4. Début du XXième siècle

    Dès le début du XXième siècle, l'émigration polonaise en Belgique n'avait plus un caractère politique, mais principalement économique. En 1906, le professeur André Dumont découvrit du charbon sur le territoire du Limbourg, dans la localité d'As. L'année suivante, arriva des environs de Cracovie-Sosnowiec, le maître de forage Jean Skibinski qui, au bout d'un certain temps, commença à travailler dans la plus ancienne mine du Limbourg, à Winterslag.
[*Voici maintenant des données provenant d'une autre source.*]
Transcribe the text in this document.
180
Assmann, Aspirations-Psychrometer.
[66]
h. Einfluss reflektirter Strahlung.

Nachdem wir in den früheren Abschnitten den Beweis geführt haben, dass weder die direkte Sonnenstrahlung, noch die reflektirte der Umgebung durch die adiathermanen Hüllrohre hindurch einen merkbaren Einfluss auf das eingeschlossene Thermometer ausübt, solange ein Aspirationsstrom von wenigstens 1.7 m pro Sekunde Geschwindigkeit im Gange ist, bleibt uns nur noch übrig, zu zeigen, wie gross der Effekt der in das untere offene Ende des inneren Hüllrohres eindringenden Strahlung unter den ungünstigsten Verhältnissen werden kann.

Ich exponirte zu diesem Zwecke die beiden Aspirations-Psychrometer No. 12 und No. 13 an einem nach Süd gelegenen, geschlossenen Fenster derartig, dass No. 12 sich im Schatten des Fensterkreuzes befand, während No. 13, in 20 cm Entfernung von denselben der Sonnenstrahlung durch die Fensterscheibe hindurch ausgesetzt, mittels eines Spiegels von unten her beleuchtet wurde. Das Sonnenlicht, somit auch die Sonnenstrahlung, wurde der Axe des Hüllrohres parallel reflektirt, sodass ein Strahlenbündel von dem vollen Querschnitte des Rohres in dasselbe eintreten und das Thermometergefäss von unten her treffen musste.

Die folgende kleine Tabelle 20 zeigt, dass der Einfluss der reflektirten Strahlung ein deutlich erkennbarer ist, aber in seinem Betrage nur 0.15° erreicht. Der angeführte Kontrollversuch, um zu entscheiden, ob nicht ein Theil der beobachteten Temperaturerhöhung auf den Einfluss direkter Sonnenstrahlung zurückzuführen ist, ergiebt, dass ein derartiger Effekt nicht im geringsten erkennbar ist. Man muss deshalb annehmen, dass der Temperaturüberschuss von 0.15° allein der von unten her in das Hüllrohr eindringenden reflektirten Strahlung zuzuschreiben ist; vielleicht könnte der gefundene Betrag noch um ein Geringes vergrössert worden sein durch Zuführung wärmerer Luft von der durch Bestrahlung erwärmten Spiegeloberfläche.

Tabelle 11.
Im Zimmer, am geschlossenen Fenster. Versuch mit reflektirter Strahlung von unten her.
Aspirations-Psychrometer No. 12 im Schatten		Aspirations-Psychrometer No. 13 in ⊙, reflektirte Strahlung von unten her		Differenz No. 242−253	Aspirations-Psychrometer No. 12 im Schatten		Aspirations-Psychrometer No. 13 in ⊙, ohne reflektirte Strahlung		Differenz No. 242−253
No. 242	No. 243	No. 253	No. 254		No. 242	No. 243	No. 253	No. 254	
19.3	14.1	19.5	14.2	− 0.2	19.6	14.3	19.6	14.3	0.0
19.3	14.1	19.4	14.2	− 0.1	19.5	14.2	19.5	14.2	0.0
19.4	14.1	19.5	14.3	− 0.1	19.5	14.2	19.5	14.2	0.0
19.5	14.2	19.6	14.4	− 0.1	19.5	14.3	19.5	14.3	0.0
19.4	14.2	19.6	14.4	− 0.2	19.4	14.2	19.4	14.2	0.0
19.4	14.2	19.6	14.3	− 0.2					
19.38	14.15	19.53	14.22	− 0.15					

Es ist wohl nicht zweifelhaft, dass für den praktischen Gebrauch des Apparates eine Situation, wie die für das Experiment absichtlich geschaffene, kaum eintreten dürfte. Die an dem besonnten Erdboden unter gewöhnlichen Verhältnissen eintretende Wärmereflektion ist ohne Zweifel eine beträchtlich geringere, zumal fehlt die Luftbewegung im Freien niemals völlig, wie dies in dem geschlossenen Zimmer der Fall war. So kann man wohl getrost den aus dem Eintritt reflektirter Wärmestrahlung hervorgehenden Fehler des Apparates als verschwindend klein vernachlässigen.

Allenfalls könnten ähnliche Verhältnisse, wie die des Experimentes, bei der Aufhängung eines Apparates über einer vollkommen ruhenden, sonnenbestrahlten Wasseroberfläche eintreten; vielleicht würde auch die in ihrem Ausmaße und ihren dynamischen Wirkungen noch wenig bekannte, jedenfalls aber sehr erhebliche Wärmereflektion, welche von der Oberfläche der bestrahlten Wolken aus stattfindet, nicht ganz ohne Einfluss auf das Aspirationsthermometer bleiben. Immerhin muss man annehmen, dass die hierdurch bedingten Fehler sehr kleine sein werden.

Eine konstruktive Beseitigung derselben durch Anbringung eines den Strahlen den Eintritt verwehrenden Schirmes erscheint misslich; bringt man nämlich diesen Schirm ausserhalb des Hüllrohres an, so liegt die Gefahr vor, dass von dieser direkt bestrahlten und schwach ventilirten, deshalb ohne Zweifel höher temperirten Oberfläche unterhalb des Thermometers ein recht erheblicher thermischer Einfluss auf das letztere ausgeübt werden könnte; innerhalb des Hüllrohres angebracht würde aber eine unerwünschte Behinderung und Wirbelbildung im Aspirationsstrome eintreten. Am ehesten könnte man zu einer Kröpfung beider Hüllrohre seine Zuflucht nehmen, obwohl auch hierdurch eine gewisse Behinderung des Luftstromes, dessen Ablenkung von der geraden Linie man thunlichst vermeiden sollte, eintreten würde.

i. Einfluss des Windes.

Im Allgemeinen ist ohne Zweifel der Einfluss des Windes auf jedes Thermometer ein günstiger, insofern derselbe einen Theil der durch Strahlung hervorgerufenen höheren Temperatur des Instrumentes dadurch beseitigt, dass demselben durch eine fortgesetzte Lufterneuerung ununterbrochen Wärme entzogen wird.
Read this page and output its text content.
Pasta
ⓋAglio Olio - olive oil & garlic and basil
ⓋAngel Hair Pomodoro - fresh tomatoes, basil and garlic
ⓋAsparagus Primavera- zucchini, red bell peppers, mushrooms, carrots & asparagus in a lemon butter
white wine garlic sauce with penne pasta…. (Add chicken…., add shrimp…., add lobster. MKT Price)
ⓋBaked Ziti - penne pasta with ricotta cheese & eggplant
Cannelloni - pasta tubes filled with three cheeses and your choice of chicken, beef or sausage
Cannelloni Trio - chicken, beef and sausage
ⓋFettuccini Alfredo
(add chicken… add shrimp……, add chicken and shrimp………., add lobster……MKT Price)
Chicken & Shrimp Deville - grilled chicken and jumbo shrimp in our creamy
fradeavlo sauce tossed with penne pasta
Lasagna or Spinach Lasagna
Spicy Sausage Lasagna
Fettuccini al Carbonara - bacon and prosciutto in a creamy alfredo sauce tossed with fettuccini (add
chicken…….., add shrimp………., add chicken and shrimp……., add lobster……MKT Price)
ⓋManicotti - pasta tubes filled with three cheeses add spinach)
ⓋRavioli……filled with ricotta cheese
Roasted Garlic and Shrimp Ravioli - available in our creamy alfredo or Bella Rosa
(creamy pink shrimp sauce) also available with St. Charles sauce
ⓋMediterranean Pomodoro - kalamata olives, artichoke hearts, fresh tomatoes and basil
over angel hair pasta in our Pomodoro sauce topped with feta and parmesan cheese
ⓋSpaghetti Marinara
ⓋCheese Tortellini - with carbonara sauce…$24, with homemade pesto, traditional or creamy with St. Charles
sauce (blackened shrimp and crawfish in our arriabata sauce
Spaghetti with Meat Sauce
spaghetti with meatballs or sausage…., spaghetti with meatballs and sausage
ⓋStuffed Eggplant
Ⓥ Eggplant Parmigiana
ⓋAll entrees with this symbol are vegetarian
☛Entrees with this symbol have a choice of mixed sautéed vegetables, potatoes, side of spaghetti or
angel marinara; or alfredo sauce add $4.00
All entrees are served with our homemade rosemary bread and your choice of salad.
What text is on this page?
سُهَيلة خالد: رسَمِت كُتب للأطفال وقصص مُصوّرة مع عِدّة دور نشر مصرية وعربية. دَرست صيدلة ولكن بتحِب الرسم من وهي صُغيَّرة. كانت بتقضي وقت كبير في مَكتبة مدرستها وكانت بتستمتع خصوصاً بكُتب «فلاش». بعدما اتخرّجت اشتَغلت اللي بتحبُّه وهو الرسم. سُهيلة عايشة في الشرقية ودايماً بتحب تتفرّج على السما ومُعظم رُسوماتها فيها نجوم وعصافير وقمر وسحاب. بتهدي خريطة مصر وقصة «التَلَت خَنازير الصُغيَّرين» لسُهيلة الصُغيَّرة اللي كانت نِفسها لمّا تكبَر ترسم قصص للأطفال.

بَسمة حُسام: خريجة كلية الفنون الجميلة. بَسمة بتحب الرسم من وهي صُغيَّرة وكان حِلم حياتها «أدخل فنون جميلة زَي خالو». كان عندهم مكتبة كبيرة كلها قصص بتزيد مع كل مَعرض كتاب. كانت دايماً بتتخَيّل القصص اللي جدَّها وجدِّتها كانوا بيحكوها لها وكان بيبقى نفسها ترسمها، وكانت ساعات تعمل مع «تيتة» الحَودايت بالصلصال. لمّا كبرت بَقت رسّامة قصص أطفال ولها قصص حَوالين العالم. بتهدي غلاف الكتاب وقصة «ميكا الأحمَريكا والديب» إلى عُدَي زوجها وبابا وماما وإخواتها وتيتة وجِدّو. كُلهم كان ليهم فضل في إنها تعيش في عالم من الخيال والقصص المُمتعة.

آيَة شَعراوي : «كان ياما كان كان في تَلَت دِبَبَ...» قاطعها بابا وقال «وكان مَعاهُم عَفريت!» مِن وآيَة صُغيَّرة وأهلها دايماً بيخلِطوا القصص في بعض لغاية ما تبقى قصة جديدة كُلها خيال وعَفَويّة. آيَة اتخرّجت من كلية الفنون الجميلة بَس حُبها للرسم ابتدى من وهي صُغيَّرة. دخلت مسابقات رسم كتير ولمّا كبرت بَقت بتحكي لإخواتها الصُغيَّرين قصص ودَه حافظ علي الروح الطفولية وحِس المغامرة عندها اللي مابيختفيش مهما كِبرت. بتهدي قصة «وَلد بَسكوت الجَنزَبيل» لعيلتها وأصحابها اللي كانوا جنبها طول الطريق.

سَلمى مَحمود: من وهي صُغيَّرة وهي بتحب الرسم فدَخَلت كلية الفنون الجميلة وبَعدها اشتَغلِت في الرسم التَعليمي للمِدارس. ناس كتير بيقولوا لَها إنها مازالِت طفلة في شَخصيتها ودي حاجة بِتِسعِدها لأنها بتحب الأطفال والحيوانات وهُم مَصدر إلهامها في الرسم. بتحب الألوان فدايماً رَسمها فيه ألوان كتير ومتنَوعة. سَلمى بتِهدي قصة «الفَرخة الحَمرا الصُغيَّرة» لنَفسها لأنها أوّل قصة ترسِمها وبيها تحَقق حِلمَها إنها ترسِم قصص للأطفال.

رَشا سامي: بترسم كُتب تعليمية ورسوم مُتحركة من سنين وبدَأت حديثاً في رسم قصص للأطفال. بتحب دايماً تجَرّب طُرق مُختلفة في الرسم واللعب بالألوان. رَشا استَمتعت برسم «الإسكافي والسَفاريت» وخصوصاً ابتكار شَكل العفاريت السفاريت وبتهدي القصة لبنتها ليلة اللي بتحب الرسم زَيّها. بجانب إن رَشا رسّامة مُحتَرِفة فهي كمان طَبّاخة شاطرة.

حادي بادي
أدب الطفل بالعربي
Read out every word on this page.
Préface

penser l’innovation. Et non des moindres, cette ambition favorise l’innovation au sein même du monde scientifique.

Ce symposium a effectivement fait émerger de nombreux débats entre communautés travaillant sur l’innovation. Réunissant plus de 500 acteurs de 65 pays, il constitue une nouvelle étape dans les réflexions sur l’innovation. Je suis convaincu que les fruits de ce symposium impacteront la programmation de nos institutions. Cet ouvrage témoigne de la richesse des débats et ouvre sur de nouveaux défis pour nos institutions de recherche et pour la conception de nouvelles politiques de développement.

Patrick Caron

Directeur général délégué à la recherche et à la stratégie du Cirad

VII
    L'émigration économique vers la Belgique fut dirigée dès 1911 par l'Association d'Emigration Polonaise de Cracovie. Elle organisa pour 127 jeunes ouvriers non qualifiés leur départ dans les mines de la région du Bassin du Centre. Ils ont travaillé dans les mines à Ressaix et Mariemont. C'était un travail que les ouvriers locaux ne voulaient pas faire, qui n'exigeait pratiquement pas de qualification et qui était très mal payé.

    Afin de maintenir la culture polonaise de ces Polonais loin de leur patrie, le "Cercle des Etudiants de l'Associations de Lelewel" prit soin d'eux, en leur livrant des livres et des journaux polonais et en leur organisant des conférences scientifiques.

 

5. Conclusion

    Dès le début de l'émigration, les Polonais ont su trouver une terre d'accueil qu'est la Belgique. Ce pays fut un bon refuge pour tous ces insurgés qui fuirent leur pays, un lieu d'étude pour tous ces jeunes étudiants, ainsi qu'un terrain d'embauche pour tous ces ouvriers polonais.